Once IT pros select a hosting location, they should determine which identity management services they need. IT should decide whether they'll use single sign-on (SSO) and then chose a user authentication method, such as multifactor authentication (MFA).
When IT pros evaluate IAM tools, they should make sure the implementation will fit. First, check the tools' compatibility with your organization's security policy and other requirements. Ensure that when it is put into full production, the IAM product will uphold the security policy. In addition, prepare to train your staff on the selected IAM product's policies and procedures.
IAM products to consider
As the market for IAM systems grows, there are more options for IT to choose from. IAM products such as Ping Identity and ForgeRock focus on authentication and attribute exchange, while Trulioo and Signicat focus on gathering identity data to help identify threats.

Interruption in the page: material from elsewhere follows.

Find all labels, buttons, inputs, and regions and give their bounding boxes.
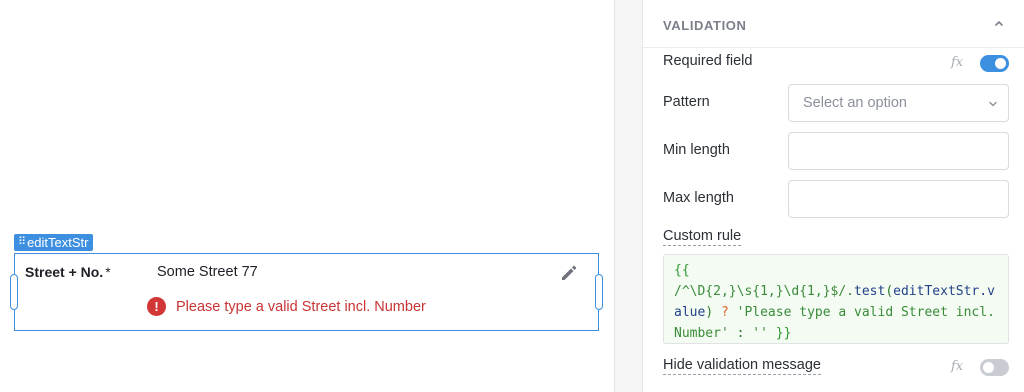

It's also important to consider user experience with an IAM product. For example, it can be irritating for users to have to repeatedly enter a password. IAM products, such as OAuth, aim to fix that by enabling users to log in once for all the enterprise portals.
IT pros should also look at tools that track metrics such as login history and usage. The tools should incorporate Lightweight Directory Access Protocol and Active Directory to manage and control access. Alternatively, administrators can externalize access management using a blockchain application.
Features to consider post-purchase
It is easy to buy an IAM system that fits your organization's current needs, but IT should also consider the future of the system. As new threats, partnerships and technologies form, administrators will need to consider changing password management policies, simplifying access to resources across systems and implementing new tools.
IAM systems focus on managing passwords to lower security risks. IAM tools need to be in compliance, but administrators can do more. For more granularity, IT can control authentication on an individual page and directory level or over a whole site.
Once a system authorizes users through SSO and MFA, an IT pros' job is still not done. They will need to continue to monitor for risks and change their password management policy to combat new threats. IT can further streamline identity management by automating user enrollment.
If users need to access resources outside of a single security domain, IT should consider federated identity management. This enables internal users to access external resources and external users to access internal resources.
With identity federation, users only need to authenticate once across the member domains. Federated identity also eases the issues caused by multi-domain access. Administrators still manage their own domain's level of access. When organizations decide to create an identity federation, all of the members must agree to the policies and the technologies needed to build the federation.
Artificial intelligence and biometrics are also shaping IAM products. As these technologies progress, IAM will develop with them to handle the new ways that users access technology and a greater diversity of devices and applications.
Currently, many administrators use username and password credentials to determine enterprise access. New IAM tools could use fingerprint, facial or voice recognition combined with AI features, such as keystroke analysis, location and time of day data, to determine access. You may want to use multiple tools together to increase security.